A separate survey by the Institute for Supply Management (ISM) showed that the service sector continued to expand for the ninth consecutive month, albeit at a slower pace than in August. The index fell nearly a percentage point from the previous month.
S&P Global Manufacturing PMI & ISM Manufacturing PMI
The S&P Global Manufacturing PMI rose from 47.9 in August to 49.8 in September, although it remains in contraction territory. This improvement follows a low of 46.3 in June. The ISM manufacturing index also rose to 49 from 47.6 last month, beating market expectations of 47.8.
Job Openings and Labor Turnover Survey (JOLTS)

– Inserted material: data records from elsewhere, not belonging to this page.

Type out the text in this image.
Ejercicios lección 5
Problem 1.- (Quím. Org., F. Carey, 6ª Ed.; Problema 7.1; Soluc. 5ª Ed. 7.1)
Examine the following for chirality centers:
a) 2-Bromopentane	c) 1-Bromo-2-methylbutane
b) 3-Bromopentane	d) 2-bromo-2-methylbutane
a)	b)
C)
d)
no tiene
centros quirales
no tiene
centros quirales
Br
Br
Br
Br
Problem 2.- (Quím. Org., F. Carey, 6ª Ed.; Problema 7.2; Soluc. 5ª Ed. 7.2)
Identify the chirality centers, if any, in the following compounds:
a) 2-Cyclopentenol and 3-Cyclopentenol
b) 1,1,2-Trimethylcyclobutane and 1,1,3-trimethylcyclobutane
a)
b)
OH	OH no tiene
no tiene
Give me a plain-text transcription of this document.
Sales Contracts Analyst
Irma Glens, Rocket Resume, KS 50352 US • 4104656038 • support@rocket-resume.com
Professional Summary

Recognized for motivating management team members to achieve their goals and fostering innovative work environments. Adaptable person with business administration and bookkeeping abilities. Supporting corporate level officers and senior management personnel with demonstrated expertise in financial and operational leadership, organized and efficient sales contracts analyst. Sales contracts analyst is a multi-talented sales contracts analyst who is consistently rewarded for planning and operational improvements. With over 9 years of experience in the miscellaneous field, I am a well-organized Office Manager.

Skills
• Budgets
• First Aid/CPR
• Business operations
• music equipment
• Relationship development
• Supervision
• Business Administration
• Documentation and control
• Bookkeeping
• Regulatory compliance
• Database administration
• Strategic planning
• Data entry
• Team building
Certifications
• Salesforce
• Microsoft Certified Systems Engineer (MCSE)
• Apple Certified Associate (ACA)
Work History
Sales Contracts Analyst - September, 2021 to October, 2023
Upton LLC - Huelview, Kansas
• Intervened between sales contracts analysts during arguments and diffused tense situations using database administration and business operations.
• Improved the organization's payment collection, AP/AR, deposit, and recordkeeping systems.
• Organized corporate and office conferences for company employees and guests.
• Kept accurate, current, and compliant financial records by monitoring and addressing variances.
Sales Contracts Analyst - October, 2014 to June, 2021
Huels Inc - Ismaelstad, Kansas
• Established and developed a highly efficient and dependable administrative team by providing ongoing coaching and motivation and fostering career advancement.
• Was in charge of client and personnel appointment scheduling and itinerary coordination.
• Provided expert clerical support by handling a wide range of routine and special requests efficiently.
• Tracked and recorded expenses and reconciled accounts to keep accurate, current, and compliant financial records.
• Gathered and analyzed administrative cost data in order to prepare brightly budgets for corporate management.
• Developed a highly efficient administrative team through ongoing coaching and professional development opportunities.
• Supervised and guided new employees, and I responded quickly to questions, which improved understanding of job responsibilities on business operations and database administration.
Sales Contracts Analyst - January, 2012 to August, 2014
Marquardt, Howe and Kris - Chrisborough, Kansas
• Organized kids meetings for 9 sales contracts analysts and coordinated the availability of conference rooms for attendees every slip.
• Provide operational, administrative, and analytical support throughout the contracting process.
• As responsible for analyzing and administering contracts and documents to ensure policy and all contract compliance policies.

Tuesday’s report from the Labor Department showed an increase in the number of job openings in August. There were 9.6 million job openings in August, up from a revised 8.9 million in July, and the increase was larger than expected.
While the numbers are promising, investors have reacted cautiously to the updated figures. There are concerns that these numbers could be interpreted by the Federal Reserve as an indication that the economy is operating at too fast of a pace, potentially requiring higher interest rates to rein it in.
ADP Employment Change
Private employers added 89,000 jobs in September. Even with this addition, September showed the slowest growth rate since January 2021. This slowdown was driven by large institutions, which lost about 83,000 jobs, erasing gains made in August.
Initial claims for unemployment benefits totaled 207,000 on September 30th, an increase of 2,000 from the previous period. This was below the Dow Jones consensus estimate of 210,000.
Continuing claims were relatively stable at 1.664 million, below the FactSet estimate of 1.68 million. The four-week moving average of claims fell to 208,750, a decrease of 2,500.
Following the release of the jobless claims report, the stock market fell 100 points and Treasury yields rose 3 basis points to a yield of 4.76%. This report comes at a critical time for the economy as the Federal Reserve considers the future of its monetary policy. Central bank officials are concerned that continued tightness in the labor market could put upward pressure on inflation, potentially necessitating additional interest rate hikes.
Last week, BTC was rejected at the 200-day MA at a price of $28K. As a result, BTC corrected back to the $27.5K level that it had previously breached. However, if BTC can break above this resistance line, there’s a strong possibility of a rally towards $30K or even higher.